I'm not worried about having 6 integers, as one could probably pack them into three Int63 values. (I'm assuming it is reasonable to assume that these line numbers or byte offsets inside one single source file will each fit 31 bits.) If we use an abstract type, it would also be easy for people who maintain a fork of the compiler to choose a different internal representation that preserves less information, and return -1 on some of the accessors.

gasche avatar Mar 18 '25 10:03 gasche

I'm not worried about having 6 integers, as one could probably pack them into three Int63 values.

Another option would be to have a string with all these numbers packed in sequence one after the other using a simple unsigned variable byte encoding with a continuation bit. This is what is done for example in source maps (signed there apparently and wrapped in a base64 layer).

The nice thing about the Textloc.t type I linked to is that you get absolute byte offsets in the file which means you don't have to perform an elaborate dance whenever you want to find the concrete byte range to perform surgery on the sources.

dbuenzli avatar Mar 18 '25 14:03 dbuenzli

And of course once you start packing stuff in variable encodings you should encode differences to make that really tight. So you could encode in order,

first_line_byte
first_line_num
first_byte_diff
last_line_byte_diff
last_line_num_diff
last_byte_diff

and recover the full data with

first_line_byte
first_line_num
first_byte = first_line_byte + first_byte_diff
last_line_byte = first_byte + last_line_byte_pos_diff
last_line_num = first_line_num + last_line_num_diff
last_byte = last_line_byte + last_byte_diff

dbuenzli avatar Mar 18 '25 14:03 dbuenzli

I think the performance worries above about conversions between the __POS_OF__ 4-tuple and Lexing.position are overblown.
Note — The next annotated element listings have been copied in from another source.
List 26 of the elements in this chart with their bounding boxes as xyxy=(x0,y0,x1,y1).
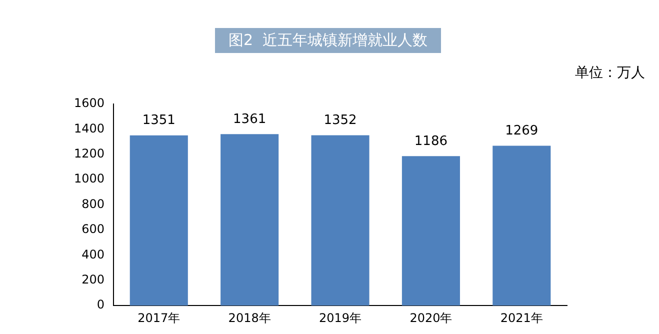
x-tick-label: 2019年 xyxy=(318,310,362,325)
x-tick-label: 2021年 xyxy=(500,310,543,325)
bar xyxy=(311,135,370,306)
data-label: 1351 xyxy=(142,113,176,128)
x-tick-label: 2018年 xyxy=(228,310,271,325)
y-tick-label: 800 xyxy=(82,196,105,211)
y-tick-label: 1000 xyxy=(74,172,105,186)
data-label: 1361 xyxy=(233,112,266,127)
data-label: 1269 xyxy=(505,124,538,139)
y-tick-label: 0 xyxy=(96,298,105,312)
data-label: 1352 xyxy=(324,113,357,128)
y-tick-label: 200 xyxy=(82,272,105,287)
y-tick-label: 600 xyxy=(82,222,105,236)
x-tick-label: 2017年 xyxy=(138,310,180,325)
text: 单位：万人 xyxy=(575,64,645,82)
data-label: 1186 xyxy=(414,134,448,150)
y-tick-label: 400 xyxy=(82,247,105,262)
y-tick-label: 1200 xyxy=(74,146,105,161)
x-tick-label: 2020年 xyxy=(410,310,452,325)
bar xyxy=(220,134,279,306)
bar xyxy=(130,135,188,306)
y-tick-label: 1600 xyxy=(74,96,105,110)
bar xyxy=(402,156,460,306)
chart-title: 图2 近五年城镇新增就业人数 xyxy=(215,28,441,53)
bar xyxy=(492,146,551,306)
y-tick-label: 1400 xyxy=(74,121,105,136)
The two types have the same representation - as far as I know, the only reason they're different is to avoid a tricky dependency between the compiler primitive and the Lexing module.

You can convert between them using Obj.magic if you're feeling adventurous, or if you're using the flambda2 compiler you can write the safe conversion function:

fun (pos_fname, pos_lnum, pos_first, pos_last) -> {pos_fname; pos_lnum; pos_first; pos_last}

and it will be compiled to a no-op.

stedolan avatar Mar 19 '25 11:03 stedolan

The two types have the same representation

Yes this has been mentioned many times. Note however that they do not represent the same thing. You can't recover the semantics of a Lexing.position from the data of a __POS_OF__.